Published on Thursday January 15, 2015
Authored by PEIISC

This week council member, Lynne Douglas, shares her personal experience with Glossy Buckthorn. If you have ever walked along the Confederation Trail in PEI you have probably encountered this invader.

BATTLING THE BUCKTHORNS: A PERSONAL JOURNEY

By Lynne Douglas

Many years ago in a land not far away (Hazel Grove, PEI) a landowner (me) discovered an attractive shrub beside her driveway. It had glossy leaves and, in the fall, black berries.

I liked this plant, thinking it was something important and native, maybe Aronia, and even warned my snow plough guy not to hit it. But I had no luck identifying it. Even the forest tech who did my Forest Management Plan didn’t know it. Then one day an article in Canadian Gardening magazine alerted me to the horrifying truth that I was sheltering the dreaded Glossy Buckthorn – Rhamnus frangula (rhymes with “strangle ya”), also known as the Alder Buckthorn, Frangula alnus. This ID was confirmed by the estimable Kate MacQuarrie. You will find pictures in Wikipedia and at ../glossy-buckthorn.
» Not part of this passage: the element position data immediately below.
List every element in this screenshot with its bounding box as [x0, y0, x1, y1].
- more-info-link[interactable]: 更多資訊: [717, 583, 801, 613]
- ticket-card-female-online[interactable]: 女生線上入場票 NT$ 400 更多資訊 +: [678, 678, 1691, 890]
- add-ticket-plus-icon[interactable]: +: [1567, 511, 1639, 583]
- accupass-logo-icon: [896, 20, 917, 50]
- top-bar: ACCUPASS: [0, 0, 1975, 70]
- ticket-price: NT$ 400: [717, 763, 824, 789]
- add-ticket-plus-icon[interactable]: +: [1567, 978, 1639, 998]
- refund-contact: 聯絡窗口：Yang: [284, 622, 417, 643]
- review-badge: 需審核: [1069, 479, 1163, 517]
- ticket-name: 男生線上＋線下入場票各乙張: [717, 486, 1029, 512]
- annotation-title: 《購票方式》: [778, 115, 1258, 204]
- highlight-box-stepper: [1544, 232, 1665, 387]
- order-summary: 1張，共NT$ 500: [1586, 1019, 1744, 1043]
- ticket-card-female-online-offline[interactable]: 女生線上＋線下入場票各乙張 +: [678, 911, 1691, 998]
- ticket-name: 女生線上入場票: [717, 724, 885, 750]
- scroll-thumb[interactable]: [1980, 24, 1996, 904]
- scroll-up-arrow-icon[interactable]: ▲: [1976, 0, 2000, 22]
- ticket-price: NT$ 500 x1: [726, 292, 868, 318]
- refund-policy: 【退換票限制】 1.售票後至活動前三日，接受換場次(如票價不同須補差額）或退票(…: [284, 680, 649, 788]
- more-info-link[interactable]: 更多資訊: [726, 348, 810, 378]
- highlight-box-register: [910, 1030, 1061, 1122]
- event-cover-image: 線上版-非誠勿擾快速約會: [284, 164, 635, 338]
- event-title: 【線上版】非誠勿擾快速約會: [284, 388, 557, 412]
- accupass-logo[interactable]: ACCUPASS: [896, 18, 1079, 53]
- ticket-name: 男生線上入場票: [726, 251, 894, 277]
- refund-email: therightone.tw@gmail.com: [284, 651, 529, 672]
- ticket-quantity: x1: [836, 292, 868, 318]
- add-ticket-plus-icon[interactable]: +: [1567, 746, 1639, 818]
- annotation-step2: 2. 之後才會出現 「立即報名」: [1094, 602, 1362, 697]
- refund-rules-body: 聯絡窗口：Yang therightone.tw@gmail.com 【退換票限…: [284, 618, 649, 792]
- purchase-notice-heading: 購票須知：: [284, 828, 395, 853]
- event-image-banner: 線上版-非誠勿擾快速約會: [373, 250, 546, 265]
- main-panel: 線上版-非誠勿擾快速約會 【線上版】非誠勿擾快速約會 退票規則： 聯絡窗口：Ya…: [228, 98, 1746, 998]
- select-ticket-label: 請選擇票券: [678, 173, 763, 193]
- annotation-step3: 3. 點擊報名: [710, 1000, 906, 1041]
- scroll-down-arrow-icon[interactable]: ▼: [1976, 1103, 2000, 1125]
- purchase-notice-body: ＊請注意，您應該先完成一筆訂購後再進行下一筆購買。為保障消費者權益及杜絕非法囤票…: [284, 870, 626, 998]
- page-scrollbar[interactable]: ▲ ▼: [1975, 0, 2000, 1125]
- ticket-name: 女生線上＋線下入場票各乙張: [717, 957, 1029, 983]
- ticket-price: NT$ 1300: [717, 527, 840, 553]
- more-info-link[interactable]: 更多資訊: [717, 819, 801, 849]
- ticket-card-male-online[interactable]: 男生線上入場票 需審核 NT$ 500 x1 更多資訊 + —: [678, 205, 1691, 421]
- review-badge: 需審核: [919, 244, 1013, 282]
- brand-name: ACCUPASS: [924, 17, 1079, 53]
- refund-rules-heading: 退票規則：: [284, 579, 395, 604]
I hastily eliminated that particular invader and have been pulling the offspring it seeded for these many years. But that is unfortunately not the end of the story, as I soon realized that glossy buckthorns had colonised many parts of my 150 acres, particularly the fields which had been removed from agriculture with a view to forest restoration, and the plantations of spruce and red pine. With naive enthusiasm I launched a campaign of pulling where possible and, where not, cutting. In addition, I enlisted the help of the Trout River Environment Committee and its merry band of Young Environmentalists, to slash and destroy the lush growth of glossy buckthorns along the seasonal road which borders my property.

Fast forward to today… There is no happy ending, no flush of victory. The plants I cut have for the most part sprouted prodigiously, and each of those sprouts produces berries at an earlier age than the parent plant. But I fight on with new tactics. Last spring, after my spate of cutting, I covered the stumps with old plywood discovered in my basement clean-up. Let’s see them sprout through that!